雫が本を忘れたとき、聖司は「コンクリートロードは止めといた方がいいと思うよ」なんて意地悪な事を言ってしまう。聖司は後で告白してますが、前から図書カードで雫の名前に気がついていた。聖司も又、自分の借りた本の図書カードに雫の名前を見つけて、気になっていたのでしょう。雫の存在を確認して隣に座ったときなんかは、きっとドキドキだったんじゃないでしょうか。雫より先に本を読めば雫も自分に気づいてくれるのではないかと思ったなんて、なんともいじらしい限りです
でも「物語」の事しか頭にない雫には、そんな聖司のアプローチもカヤの外だったんでしょうね。聖司にしてみれば、自分に気づく様子のない雫に意地悪の1つもしてみたくなります。男の子って気になる女の子には意識している事の裏返しでつい意地悪をしてしまうんですよね。

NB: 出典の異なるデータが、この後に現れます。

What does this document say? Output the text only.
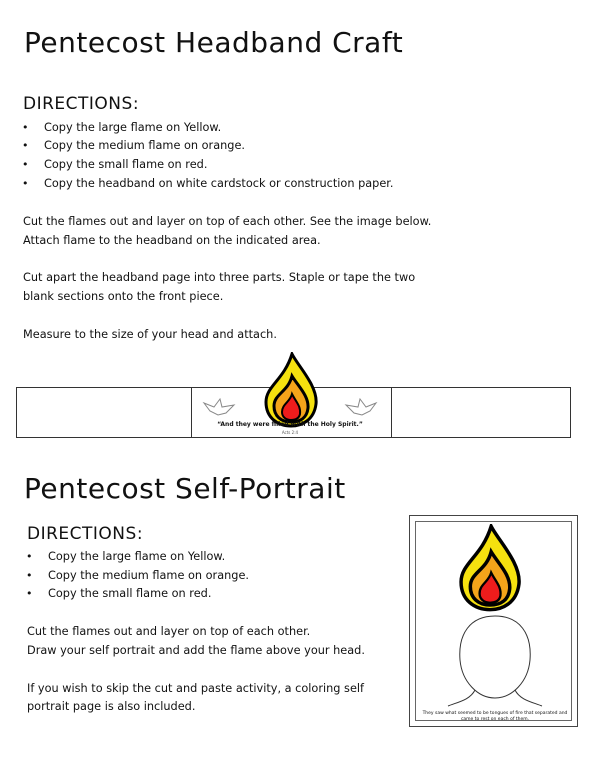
Pentecost Headband Craft
DIRECTIONS:
• Copy the large flame on Yellow.
• Copy the medium flame on orange.
• Copy the small flame on red.
• Copy the headband on white cardstock or construction paper.
Cut the flames out and layer on top of each other. See the image below.
Attach flame to the headband on the indicated area.
Cut apart the headband page into three parts. Staple or tape the two
blank sections onto the front piece.
Measure to the size of your head and attach.
“And they were filled with the Holy Spirit.”
Acts 2:4
Pentecost Self-Portrait
DIRECTIONS:
• Copy the large flame on Yellow.
• Copy the medium flame on orange.
• Copy the small flame on red.
Cut the flames out and layer on top of each other.
Draw your self portrait and add the flame above your head.
If you wish to skip the cut and paste activity, a coloring self
portrait page is also included.
They saw what seemed to be tongues of fire that separated and came to rest on each of them.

雫が地球屋に忘れた弁当を聖司が自転車で届けるときも、分かっていながら「ずいぶんでかい弁当だな」なんて言ってしまう。しかも、「コンクリートロード〜、どこまでも〜」と、しっかり歌詞を覚えている事をアピールしてるからおかしくなってしまいました。
たぶん地球屋の工房で、ヴァイオリンを弾いて雫に歌わせた時も、絶対前もってカントリーロードを弾く練習をしていたに違いないと思うのです。でなければ楽譜もないのに、いきなりあんな上手に弾けるでしょうか。西老人やの楽器仲間のお爺さんたちなら、有名な曲だし簡単なコード進行なので、長年の経験でセッション出来るのも納得いくのですが…。
それにしても、各場面でみられた聖司のさりげないやさしさは憎いほどきまっていました。
地球屋の前で、落ち込んでいる雫を店の中に案内したときも、何かあったのか何で悩んでるのか執拗に聞いたりしません。雫はバロンに会いに来たのであって、自分に会いに来たわけではないのです。だからバロンの所へ案内すると「好きなだけ見ているといいよ」といって、自分は下の階へ降りていってしまいます。雫に関心がないわけではないのですが、彼女の気持ちを考えてベタベタしないで、自分のやるべき事をやっている。
地球屋からの帰り道。自転車を引いて歩く聖司は、常に雫からみて車道側を歩いています。車が来て危ない側を無意識のうちに歩いているのです。
途中でそれに気づいた雫は、これまた自分が車道側を歩いてみせる。なんとも初々しいではないですか。私はこういう感覚をすっかり忘れていました。
市立図書館で雫が小説のアイデアをまとめるため必死に学習している時に、そっと聖司が前に座る。雫が気づくと、「雫の用事が終わるまで待っているから」と言う。決して自分の都合を押しつけたりせず、常に雫の立場に立ってものを考える。
夜明け前、部屋の窓から聖司に気づき、着の身着のまま降りてきた雫に、聖司はすかさず自分のジャンバーを雫の肩にかけてやる。
これでは文句のつけようが無いほどやさしい素敵な少年じゃないですか。
しかし、この常に自分よりも相手の気持ちを思いやるひたむきなやさしい少年像は、「コナン」「パズー」等の宮崎氏が作り上げてきた少年キャラクターに共通した「こうあって欲しい」少年像を継承しているように思います。ある意味で聖司は典型的な宮崎キャラで、宮崎流少年ヒーローの現代版となっているように思うのです。
私が少年の頃、コナンの戦う姿に憧れたように、現代の少年達も聖司の将来に向けたひたむきな姿や、好きな女の子への思いやりに自分を照らし返すのではないでしょうか。